Machos les agriculteurs ?
Une femme sur une moissonneuse batteuse, qui négocie directement le prix de ses bêtes, ou qui gère 250 hectares de céréales… Certains trucs ne sont pas encore totalement entrés dans les mœurs agricoles, mais la révolution est en cours. Et les nouvelles agricultrices ont un petit côté revêche.
« Il est où le patron ? » Sophie, Nathalie, Émeline, Patricia… Quels que soient leur âge, leur origine, leur parcours, toutes les chefs d’exploitation ont entendu la phrase un jour. « C’est moi ! Je les aurais baffés », se souvient l’une d’entre elles qui parle en souriant de son « associé de mari », et constate : « pour les technico-commerciaux, c’est inconcevable que je sois le boss ! »
Certains clichés ont la peau dure, Claire confirme.
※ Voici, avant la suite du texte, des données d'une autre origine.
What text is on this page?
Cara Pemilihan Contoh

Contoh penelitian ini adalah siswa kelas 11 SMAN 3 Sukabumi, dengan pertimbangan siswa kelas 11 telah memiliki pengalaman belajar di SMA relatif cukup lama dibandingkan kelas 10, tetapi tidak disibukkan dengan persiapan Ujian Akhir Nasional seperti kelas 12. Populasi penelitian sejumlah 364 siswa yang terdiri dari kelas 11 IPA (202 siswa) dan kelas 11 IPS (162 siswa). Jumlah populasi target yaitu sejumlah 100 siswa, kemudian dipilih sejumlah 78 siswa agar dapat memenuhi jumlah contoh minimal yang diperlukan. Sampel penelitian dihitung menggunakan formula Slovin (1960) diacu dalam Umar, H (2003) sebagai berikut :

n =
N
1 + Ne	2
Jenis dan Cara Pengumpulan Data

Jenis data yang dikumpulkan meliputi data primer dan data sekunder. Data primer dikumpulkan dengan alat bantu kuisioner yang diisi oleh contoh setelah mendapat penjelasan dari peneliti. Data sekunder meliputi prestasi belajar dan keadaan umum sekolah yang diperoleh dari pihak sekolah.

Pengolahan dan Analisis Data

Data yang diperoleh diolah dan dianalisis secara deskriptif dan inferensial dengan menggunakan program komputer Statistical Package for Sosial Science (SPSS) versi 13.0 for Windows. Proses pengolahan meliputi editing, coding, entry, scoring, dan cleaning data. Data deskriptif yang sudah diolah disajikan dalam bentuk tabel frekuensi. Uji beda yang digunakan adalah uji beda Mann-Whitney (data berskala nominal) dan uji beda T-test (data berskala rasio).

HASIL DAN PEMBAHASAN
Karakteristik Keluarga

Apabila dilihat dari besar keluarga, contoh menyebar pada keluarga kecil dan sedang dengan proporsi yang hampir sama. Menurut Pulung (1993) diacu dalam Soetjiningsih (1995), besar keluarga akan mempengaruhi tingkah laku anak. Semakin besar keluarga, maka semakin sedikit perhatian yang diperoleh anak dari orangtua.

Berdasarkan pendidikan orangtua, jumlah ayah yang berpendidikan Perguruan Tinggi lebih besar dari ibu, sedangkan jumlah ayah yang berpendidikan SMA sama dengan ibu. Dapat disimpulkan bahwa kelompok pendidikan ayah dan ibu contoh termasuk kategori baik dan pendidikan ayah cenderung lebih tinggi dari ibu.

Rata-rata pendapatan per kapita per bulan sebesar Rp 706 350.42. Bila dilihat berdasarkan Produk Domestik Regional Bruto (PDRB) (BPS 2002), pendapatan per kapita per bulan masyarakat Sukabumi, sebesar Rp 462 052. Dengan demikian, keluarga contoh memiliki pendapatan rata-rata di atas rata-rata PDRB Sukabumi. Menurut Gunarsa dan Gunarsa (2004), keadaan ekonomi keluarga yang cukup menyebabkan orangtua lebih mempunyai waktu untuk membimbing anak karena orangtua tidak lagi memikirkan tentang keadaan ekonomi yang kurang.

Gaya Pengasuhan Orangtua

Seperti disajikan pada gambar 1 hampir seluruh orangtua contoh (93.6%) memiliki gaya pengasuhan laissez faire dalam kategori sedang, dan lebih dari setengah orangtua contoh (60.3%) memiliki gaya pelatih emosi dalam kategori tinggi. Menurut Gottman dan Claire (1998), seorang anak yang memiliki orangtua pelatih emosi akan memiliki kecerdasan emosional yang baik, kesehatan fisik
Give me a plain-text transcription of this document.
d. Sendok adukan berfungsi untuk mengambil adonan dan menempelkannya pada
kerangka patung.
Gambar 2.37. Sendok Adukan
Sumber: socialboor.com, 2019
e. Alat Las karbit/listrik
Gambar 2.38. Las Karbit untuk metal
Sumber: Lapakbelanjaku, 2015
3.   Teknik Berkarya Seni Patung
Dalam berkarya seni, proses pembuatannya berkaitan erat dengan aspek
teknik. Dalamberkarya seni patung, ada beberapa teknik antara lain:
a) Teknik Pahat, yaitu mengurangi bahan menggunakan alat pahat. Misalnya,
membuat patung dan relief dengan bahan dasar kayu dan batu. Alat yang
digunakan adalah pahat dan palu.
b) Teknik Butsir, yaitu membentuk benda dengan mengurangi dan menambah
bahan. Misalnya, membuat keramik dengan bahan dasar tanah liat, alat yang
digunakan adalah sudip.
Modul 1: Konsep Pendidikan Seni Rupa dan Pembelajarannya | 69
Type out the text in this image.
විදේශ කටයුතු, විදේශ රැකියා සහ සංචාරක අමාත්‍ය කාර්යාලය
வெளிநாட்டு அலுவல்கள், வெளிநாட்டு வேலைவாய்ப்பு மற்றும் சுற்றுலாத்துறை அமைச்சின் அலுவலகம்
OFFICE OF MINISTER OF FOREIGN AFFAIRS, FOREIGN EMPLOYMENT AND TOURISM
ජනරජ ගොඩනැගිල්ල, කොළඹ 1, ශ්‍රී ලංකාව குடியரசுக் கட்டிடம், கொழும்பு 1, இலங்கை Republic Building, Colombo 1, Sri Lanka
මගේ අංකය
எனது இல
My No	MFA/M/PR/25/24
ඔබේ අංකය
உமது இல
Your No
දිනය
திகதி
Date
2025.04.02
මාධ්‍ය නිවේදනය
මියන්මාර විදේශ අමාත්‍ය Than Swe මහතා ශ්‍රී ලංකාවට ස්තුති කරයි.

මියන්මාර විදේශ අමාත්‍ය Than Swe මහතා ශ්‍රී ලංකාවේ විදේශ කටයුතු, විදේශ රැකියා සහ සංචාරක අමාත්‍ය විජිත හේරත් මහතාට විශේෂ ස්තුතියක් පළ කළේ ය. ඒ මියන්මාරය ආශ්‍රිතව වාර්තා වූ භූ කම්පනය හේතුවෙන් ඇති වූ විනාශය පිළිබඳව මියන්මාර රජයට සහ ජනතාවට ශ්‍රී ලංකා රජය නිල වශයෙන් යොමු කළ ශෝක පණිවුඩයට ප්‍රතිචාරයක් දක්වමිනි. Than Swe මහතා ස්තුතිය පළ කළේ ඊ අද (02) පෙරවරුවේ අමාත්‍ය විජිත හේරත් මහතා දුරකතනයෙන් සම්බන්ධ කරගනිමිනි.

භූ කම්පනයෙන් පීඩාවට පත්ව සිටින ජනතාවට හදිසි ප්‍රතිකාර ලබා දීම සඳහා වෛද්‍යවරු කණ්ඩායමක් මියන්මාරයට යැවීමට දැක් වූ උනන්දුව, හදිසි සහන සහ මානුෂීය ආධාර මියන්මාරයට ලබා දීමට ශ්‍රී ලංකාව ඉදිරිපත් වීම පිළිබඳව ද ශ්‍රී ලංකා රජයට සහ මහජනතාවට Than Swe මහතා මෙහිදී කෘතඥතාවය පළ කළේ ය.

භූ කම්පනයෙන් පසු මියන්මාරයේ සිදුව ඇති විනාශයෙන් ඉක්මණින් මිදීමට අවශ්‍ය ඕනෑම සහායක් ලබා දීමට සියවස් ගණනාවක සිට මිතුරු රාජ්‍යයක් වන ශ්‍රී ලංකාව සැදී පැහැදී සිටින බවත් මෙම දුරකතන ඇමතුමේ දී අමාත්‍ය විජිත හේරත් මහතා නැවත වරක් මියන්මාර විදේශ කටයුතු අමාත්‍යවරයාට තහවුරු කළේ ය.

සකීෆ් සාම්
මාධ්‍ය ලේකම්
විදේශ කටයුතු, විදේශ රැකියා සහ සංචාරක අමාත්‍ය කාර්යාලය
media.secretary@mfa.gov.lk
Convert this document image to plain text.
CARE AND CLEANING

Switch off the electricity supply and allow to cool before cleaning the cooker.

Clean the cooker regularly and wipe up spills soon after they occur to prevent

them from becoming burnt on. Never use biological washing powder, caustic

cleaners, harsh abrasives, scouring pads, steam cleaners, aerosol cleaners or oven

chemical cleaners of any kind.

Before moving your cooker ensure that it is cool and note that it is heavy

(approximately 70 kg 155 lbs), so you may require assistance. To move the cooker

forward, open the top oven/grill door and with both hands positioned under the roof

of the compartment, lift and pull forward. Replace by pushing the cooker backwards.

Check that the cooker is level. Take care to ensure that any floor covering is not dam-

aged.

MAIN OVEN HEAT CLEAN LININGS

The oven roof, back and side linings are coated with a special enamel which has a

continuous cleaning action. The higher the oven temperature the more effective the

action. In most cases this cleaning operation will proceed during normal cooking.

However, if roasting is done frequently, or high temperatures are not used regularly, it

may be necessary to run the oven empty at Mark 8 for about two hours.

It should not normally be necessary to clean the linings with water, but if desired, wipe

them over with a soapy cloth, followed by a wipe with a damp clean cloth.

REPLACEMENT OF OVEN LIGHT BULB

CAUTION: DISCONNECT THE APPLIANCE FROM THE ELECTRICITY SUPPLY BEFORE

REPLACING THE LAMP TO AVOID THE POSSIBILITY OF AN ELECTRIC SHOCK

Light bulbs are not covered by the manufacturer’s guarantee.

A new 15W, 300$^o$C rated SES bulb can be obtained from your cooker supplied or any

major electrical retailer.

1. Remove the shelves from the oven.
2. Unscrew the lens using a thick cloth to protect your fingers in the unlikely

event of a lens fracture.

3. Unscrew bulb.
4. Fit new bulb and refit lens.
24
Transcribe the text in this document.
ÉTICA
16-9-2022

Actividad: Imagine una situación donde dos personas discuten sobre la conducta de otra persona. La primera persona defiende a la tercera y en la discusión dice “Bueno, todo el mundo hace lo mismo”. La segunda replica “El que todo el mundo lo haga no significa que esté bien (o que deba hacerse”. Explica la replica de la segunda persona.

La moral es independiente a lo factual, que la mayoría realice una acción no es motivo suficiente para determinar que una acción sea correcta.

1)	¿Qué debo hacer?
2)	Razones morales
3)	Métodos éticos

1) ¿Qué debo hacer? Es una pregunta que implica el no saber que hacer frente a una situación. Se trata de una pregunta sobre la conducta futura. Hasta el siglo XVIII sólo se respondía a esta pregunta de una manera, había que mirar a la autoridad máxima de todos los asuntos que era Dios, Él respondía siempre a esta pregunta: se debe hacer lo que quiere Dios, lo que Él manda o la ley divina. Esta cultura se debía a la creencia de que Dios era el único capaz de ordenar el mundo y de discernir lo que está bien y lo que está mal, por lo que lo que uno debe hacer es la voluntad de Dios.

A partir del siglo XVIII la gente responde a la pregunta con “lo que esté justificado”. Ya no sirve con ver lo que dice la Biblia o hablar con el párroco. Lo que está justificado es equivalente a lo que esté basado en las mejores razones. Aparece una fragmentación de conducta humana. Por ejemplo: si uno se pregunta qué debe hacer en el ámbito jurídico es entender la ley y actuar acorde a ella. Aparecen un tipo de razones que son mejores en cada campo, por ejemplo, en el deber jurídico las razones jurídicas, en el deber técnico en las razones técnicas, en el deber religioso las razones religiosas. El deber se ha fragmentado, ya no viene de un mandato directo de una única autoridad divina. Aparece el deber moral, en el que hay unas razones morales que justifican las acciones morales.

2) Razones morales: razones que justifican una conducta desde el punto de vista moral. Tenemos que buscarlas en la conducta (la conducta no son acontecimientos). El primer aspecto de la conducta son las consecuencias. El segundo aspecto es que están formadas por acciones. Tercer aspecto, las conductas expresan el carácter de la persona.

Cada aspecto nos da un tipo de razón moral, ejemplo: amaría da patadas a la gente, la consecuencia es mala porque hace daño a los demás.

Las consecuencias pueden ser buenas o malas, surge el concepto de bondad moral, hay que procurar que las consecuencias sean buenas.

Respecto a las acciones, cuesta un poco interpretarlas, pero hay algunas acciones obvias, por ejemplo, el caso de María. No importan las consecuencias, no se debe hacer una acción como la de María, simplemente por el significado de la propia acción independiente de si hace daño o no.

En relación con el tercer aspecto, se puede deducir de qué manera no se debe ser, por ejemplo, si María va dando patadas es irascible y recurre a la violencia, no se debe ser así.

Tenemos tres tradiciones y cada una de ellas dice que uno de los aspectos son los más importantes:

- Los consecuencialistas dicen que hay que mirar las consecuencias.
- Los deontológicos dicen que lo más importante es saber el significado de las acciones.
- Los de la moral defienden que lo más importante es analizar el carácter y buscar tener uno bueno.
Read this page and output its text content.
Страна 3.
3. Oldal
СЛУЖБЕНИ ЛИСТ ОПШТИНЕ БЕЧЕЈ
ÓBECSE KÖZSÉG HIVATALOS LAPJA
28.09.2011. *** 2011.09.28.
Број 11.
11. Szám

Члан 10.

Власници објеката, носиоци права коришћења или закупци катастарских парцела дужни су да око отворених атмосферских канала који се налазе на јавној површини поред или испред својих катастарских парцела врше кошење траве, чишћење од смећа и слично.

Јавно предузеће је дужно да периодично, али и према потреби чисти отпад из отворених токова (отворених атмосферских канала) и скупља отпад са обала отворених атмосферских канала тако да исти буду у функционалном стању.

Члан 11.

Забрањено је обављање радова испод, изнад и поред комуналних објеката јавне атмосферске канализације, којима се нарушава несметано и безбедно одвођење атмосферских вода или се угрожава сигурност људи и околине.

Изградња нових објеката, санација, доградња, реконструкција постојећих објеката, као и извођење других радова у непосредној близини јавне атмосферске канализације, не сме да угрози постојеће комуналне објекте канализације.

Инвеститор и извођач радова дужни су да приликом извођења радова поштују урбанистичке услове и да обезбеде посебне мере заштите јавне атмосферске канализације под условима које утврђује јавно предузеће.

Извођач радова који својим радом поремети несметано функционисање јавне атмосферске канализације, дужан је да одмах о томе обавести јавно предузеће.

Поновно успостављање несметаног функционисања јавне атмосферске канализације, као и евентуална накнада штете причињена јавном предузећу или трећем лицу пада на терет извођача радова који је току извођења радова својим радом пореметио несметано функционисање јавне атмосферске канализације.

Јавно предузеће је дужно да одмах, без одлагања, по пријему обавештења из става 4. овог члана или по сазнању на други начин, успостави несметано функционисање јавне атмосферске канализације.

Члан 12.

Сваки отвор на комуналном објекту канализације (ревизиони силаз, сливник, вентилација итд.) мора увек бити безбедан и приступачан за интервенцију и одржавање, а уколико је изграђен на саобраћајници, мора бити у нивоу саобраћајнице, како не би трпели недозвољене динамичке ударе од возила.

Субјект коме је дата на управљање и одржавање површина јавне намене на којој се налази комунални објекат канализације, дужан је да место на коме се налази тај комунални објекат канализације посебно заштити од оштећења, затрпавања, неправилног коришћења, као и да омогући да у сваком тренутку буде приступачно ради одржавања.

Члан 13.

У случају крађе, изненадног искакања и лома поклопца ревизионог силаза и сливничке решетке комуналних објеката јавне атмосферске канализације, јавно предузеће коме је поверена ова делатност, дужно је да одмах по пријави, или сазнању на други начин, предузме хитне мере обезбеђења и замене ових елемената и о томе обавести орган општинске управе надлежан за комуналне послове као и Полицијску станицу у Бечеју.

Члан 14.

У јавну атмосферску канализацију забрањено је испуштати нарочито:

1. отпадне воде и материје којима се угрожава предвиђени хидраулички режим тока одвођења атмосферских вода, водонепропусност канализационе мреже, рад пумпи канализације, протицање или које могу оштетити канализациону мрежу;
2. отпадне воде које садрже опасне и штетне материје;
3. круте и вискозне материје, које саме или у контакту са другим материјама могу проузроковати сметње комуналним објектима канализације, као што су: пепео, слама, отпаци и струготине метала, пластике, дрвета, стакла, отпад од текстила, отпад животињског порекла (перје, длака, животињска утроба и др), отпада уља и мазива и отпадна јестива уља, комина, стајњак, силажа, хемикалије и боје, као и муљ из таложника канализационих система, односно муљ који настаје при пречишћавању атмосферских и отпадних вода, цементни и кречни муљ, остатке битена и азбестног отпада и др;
Elle aussi a rencontré, à ses débuts, le technico-commercial obtus : « il avait fait toute sa démo dans la cour de la ferme en regardant exclusivement mon père (qui venait de me passer la main). Il a eu l’air décontenancé quand mon père s’est tourné vers moi pour me demander ‘Qu’est-ce que tu en penses ?’, avant de me laisser prendre la décision ».
« Longtemps dans l’agriculture, les femmes ont été réduites à des tâches ‘pas sérieuses’, commente le sociologue Roger Le Guen. Les choses changent, mais on n’est pas au bout. »
Aux yeux de certains, il y a des rôles qui restent… une affaire d’hommes. Faire affaire justement, toper là, notamment quand il s’agit de bétail. Roger Le Guen cite le cas de sa nièce, que des collègues masculins avaient carrément mise en situation délicate, voire dangereuse avec des bêtes, lors d’une vente, pour la pousser dans ses retranchements.
« Qu’une femme vende des fromages d’accord, mais pas une vache ! renchérit Patricia Frayssac, éleveuse de Salers, créatrice du prix Miss France agricole en 2015 (pour en rire). Pour les transactions de bétail, les hommes ont beaucoup de mal à faire affaire avec moi. On a l’impression que ça les dévaloriserait. »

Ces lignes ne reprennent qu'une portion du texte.